## Types of Gradient Descent

1. **Batch Gradient Descent**: Uses the entire dataset to compute the gradient at each step. It provides accurate updates but can be computationally expensive for large datasets.
2. **Stochastic Gradient Descent (SGD)**: Uses one data point at a time to compute the gradient. It is much faster and can escape local minima, but it introduces more noise in the parameter updates.
3. **Mini-Batch Gradient Descent**: A compromise between batch and stochastic gradient descent. It uses a small random subset of the data (mini-batch) to compute the gradient. It balances the efficiency and accuracy of updates.

In Batch Gradient Descent a whole epoch where all the data has passed through the model allows us to take only 1 step in gradient descent, in mini-batch each training step (a smaller step with a subset of the data) gives us a step in gradient descent so when an epoch completes we can have as many steps as the number of mini batches when 1 epoch completes. This helps the model train faster.

Typical mini-batch size is like 32, 64, 256, 512 or similar powers of 2. 


In the illustration below we can see that with batch gradient descent the descent is much smoother because with each new step the model is seeing the same data again whereas in mini-batch gradient descent it is as if the model is seeing a new data in every training step. Also batches could differ in ease of training/pattern making.




![image.png](attachment:image.png)

Source: https://www.coursera.org/learn/deep-neural-network/lecture/lBXu8/understanding-mini-batch-gradient-descent

In Stochastic Gradient descent the step is taking after every single example training. It can be very slow in terms of learning speed.


![image.png](attachment:image.png)

Source: https://www.coursera.org/learn/deep-neural-network/lecture/lBXu8/understanding-mini-batch-gradient-descent

## Gradient Descent with Momentum

The aim of this modification to the standard gradient descent algorithm is to make gradient descent converge to the minima faster by moving to the direction of minima faster. The idea is to compute exponentially weighted average of the gradients and then use that average gradient to update the weights instead.

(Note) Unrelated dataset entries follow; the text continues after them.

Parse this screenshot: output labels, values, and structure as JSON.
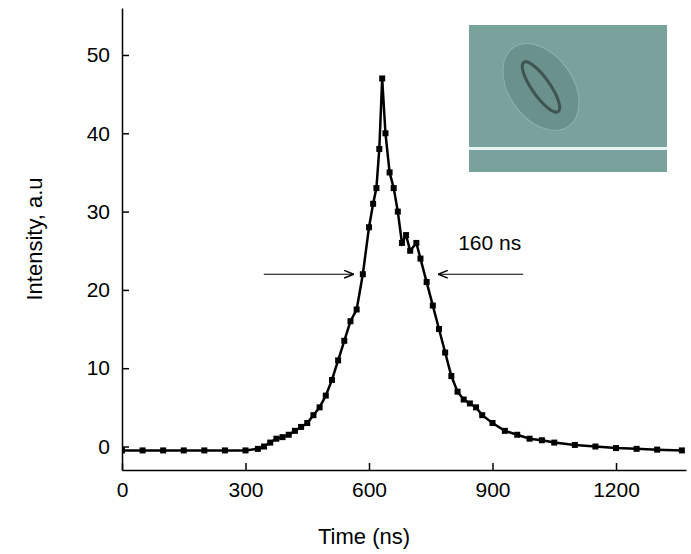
{
  "chart_data": {
    "type": "line",
    "marker": "square",
    "color": "#000000",
    "x_label": "Time (ns)",
    "y_label": "Intensity, a.u",
    "xlim": [
      0,
      1370
    ],
    "ylim": [
      -3,
      56
    ],
    "xticks": [
      0,
      300,
      600,
      900,
      1200
    ],
    "yticks": [
      0,
      10,
      20,
      30,
      40,
      50
    ],
    "x": [
      0,
      50,
      100,
      150,
      200,
      250,
      300,
      330,
      345,
      360,
      375,
      390,
      405,
      420,
      435,
      450,
      465,
      480,
      495,
      510,
      525,
      540,
      555,
      570,
      585,
      600,
      610,
      618,
      625,
      632,
      640,
      650,
      660,
      670,
      680,
      690,
      700,
      715,
      725,
      740,
      755,
      770,
      785,
      800,
      815,
      830,
      845,
      860,
      875,
      900,
      930,
      960,
      990,
      1020,
      1050,
      1100,
      1150,
      1200,
      1250,
      1300,
      1360
    ],
    "values": [
      -0.5,
      -0.5,
      -0.5,
      -0.5,
      -0.5,
      -0.5,
      -0.5,
      -0.3,
      0,
      0.5,
      1,
      1.2,
      1.5,
      2,
      2.5,
      3,
      4,
      5,
      6.5,
      8.5,
      11,
      13.5,
      16,
      17.5,
      22,
      28,
      31,
      33,
      38,
      47,
      40,
      35,
      33,
      30,
      26,
      27,
      25,
      26,
      24,
      21,
      18,
      15,
      12,
      9,
      7,
      6,
      5.5,
      5,
      4,
      3,
      2,
      1.5,
      1,
      0.8,
      0.5,
      0.2,
      0,
      -0.2,
      -0.3,
      -0.4,
      -0.5
    ],
    "annotations": [
      {
        "text": "160 ns",
        "start": 563,
        "end": 768,
        "y": 22
      }
    ]
  }
}
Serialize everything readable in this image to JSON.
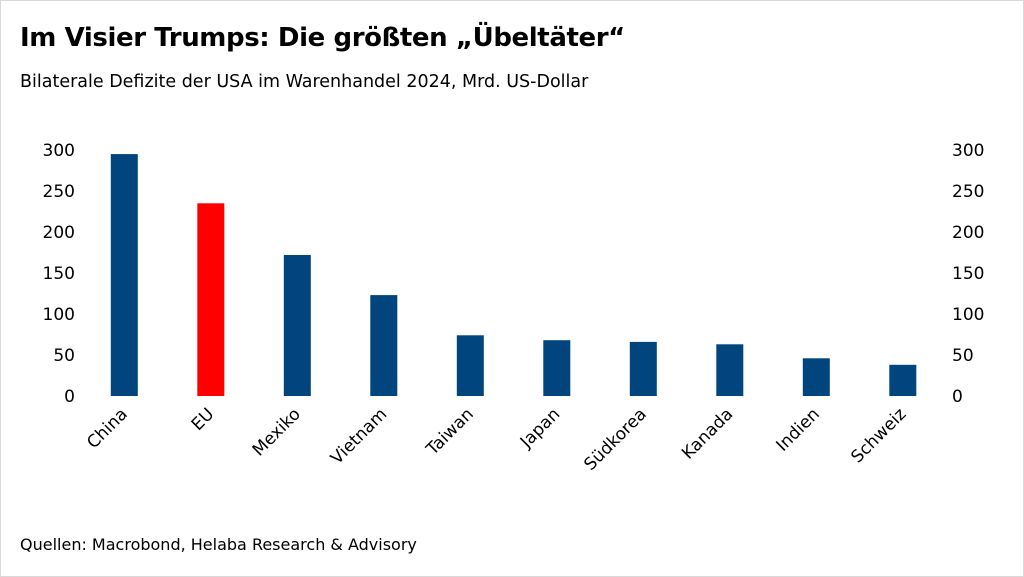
{
  "title": "Im Visier Trumps: Die größten „Übeltäter“",
  "subtitle": "Bilaterale Defizite der USA im Warenhandel 2024, Mrd. US-Dollar",
  "source": "Quellen: Macrobond, Helaba Research & Advisory",
  "chart_data": {
    "type": "bar",
    "categories": [
      "China",
      "EU",
      "Mexiko",
      "Vietnam",
      "Taiwan",
      "Japan",
      "Südkorea",
      "Kanada",
      "Indien",
      "Schweiz"
    ],
    "values": [
      295,
      235,
      172,
      123,
      74,
      68,
      66,
      63,
      46,
      38
    ],
    "colors": [
      "#00457d",
      "#ff0000",
      "#00457d",
      "#00457d",
      "#00457d",
      "#00457d",
      "#00457d",
      "#00457d",
      "#00457d",
      "#00457d"
    ],
    "ylim": [
      0,
      300
    ],
    "yticks": [
      0,
      50,
      100,
      150,
      200,
      250,
      300
    ],
    "grid": false,
    "axes": "left-and-right"
  }
}
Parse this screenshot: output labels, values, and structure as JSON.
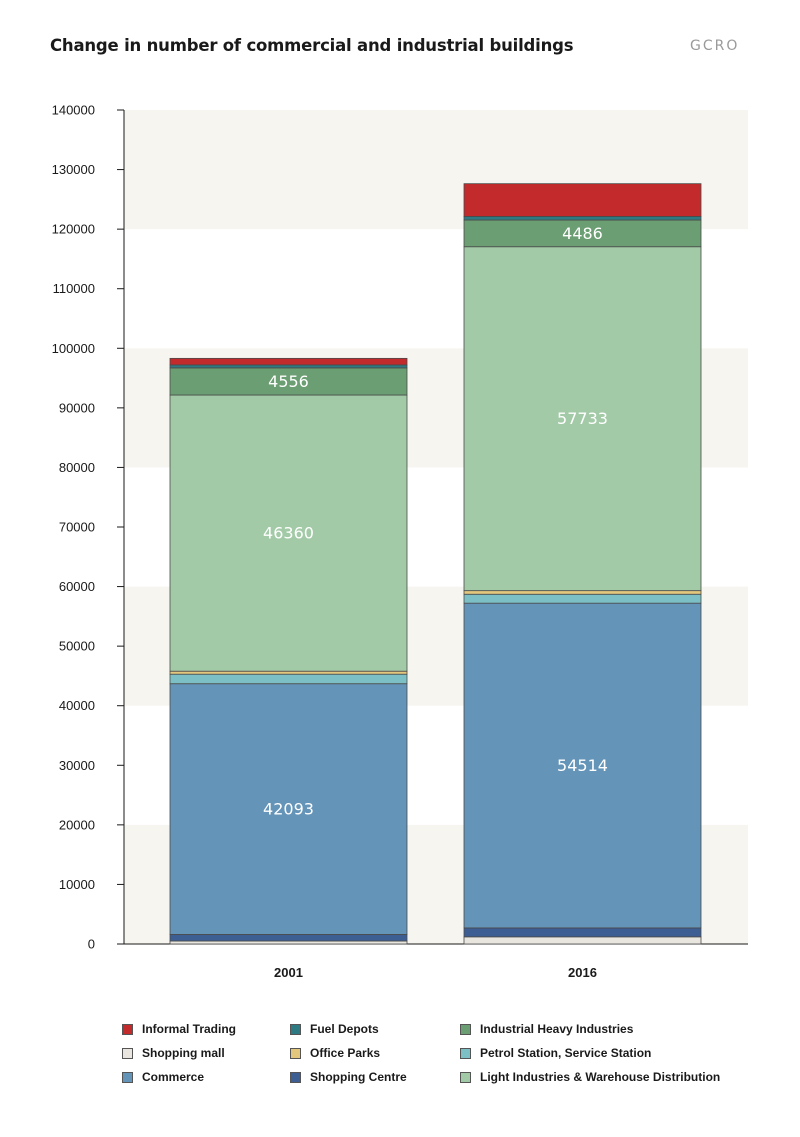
{
  "title": "Change in number of commercial and industrial buildings",
  "logo_text": "GCRO",
  "chart_data": {
    "type": "bar",
    "stacked": true,
    "categories": [
      "2001",
      "2016"
    ],
    "ylim": [
      0,
      140000
    ],
    "yticks": [
      0,
      10000,
      20000,
      30000,
      40000,
      50000,
      60000,
      70000,
      80000,
      90000,
      100000,
      110000,
      120000,
      130000,
      140000
    ],
    "series": [
      {
        "name": "Shopping mall",
        "color": "#e8e6df",
        "values": [
          500,
          1200
        ]
      },
      {
        "name": "Shopping Centre",
        "color": "#3d5e93",
        "values": [
          1100,
          1500
        ]
      },
      {
        "name": "Commerce",
        "color": "#6594b9",
        "values": [
          42093,
          54514
        ]
      },
      {
        "name": "Petrol Station, Service Station",
        "color": "#7cc0c5",
        "values": [
          1600,
          1500
        ]
      },
      {
        "name": "Office Parks",
        "color": "#e3c77c",
        "values": [
          500,
          600
        ]
      },
      {
        "name": "Light Industries & Warehouse Distribution",
        "color": "#a3caa7",
        "values": [
          46360,
          57733
        ]
      },
      {
        "name": "Industrial Heavy Industries",
        "color": "#6b9e72",
        "values": [
          4556,
          4486
        ]
      },
      {
        "name": "Fuel Depots",
        "color": "#2e7a83",
        "values": [
          500,
          600
        ]
      },
      {
        "name": "Informal Trading",
        "color": "#c32a2b",
        "values": [
          1100,
          5500
        ]
      }
    ],
    "data_labels": [
      {
        "series": "Commerce",
        "values": [
          "42093",
          "54514"
        ]
      },
      {
        "series": "Light Industries & Warehouse Distribution",
        "values": [
          "46360",
          "57733"
        ]
      },
      {
        "series": "Industrial Heavy Industries",
        "values": [
          "4556",
          "4486"
        ]
      }
    ],
    "legend": {
      "placement": "bottom",
      "entries": [
        {
          "label": "Informal Trading",
          "color": "#c32a2b"
        },
        {
          "label": "Fuel Depots",
          "color": "#2e7a83"
        },
        {
          "label": "Industrial Heavy Industries",
          "color": "#6b9e72"
        },
        {
          "label": "Shopping mall",
          "color": "#e8e6df"
        },
        {
          "label": "Office Parks",
          "color": "#e3c77c"
        },
        {
          "label": "Petrol Station, Service Station",
          "color": "#7cc0c5"
        },
        {
          "label": "Commerce",
          "color": "#6594b9"
        },
        {
          "label": "Shopping Centre",
          "color": "#3d5e93"
        },
        {
          "label": "Light Industries  & Warehouse Distribution",
          "color": "#a3caa7"
        }
      ]
    },
    "band_colors": [
      "#f7f5f0",
      "#ffffff"
    ],
    "grid": false
  }
}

![image-2.png](attachment:image-2.png)

Imagine a contour plot representing the cost function you're trying to minimize. The red dot signifies the minimum point.
If you begin gradient descent at a specific point and take one iteration, you might end up at a different location on the plot. With each step, gradient descent moves closer to the minimum, but this process can involve slow, oscillating movements. Gradient descent can take many steps to converge due to oscillations, especially in the vertical direction. These oscillations slow down the process and prevent the use of a larger learning rate. Using a larger learning rate can cause the algorithm to overshoot the minimum, leading to divergence.



### Benefits of Momentum

- **Damping Oscillations**: The idea is to reduce the oscillations using averaged out weights/gradients. By averaging the gradients, oscillations in the vertical direction are reduced because the negative and positive oscillations in the opposite directions cancel out, and the movement in the horizontal direction becomes faster because all the oscillations are in one direction and get amplified, both these factors leading to smoother steps towards the minimum.
- **Directional Movement**: In the horizontal direction, the gradients align more consistently, allowing for faster movement toward the minimum.
- **Efficient Path**: The algorithm takes a more direct path to the minimum, reducing unnecessary oscillations.

The red line shows the gradient descent route when using momentum method or exponentially weighted average of weights to update the weights.

![image.png](attachment:image.png)

The 'v' are exponentially weighted average of the gradients. The 'v' values have the effect that they do on the new values of weights because the EWA tends to smoothen out the curve of gradients as beta value is assigned to the value of the previous average. The initial value of 'v' is 0. When v is used to update the weights instead of gradients directly the weight changes are more smoother or less erratic or far moving than using gradients directly because v is the more smoothened out value of the gradients.

## RMSProp

RMSprop is a gradient-based optimization technique used in training neural networks, introduced by Geoffrey Hinton, who is also known for developing back-propagation. Neural networks often face the challenge of gradients either vanishing or exploding as data propagates through the network (known as the vanishing gradients problem). RMSprop was created as a stochastic technique for mini-batch learning to address this issue.

RMSprop handles the problem by using a moving average of squared gradients to normalize the gradient. This normalization adjusts the step size (momentum), reducing it for large gradients to prevent exploding gradients and increasing it for small gradients to prevent vanishing gradients.

In essence, RMSprop employs an adaptive learning rate rather than treating the learning rate as a fixed hyperparameter. This means the learning rate dynamically changes over time.
Why we say that RMSProp uses an adaptive learning rate is visible from the equations below:

![image.png](attachment:image.png)


Source: https://medium.com/analytics-vidhya/a-complete-guide-to-adam-and-rmsprop-optimizer-75f4502d83be

We can see that this equation is almost the same as plain gradient descent (w = w - alpha * dw) except for the denominators which we can perceive as changes in the learning rate alpha. We can perceive the denominator as the denominator under alpha to modify it. Hence the adaptive learning rate.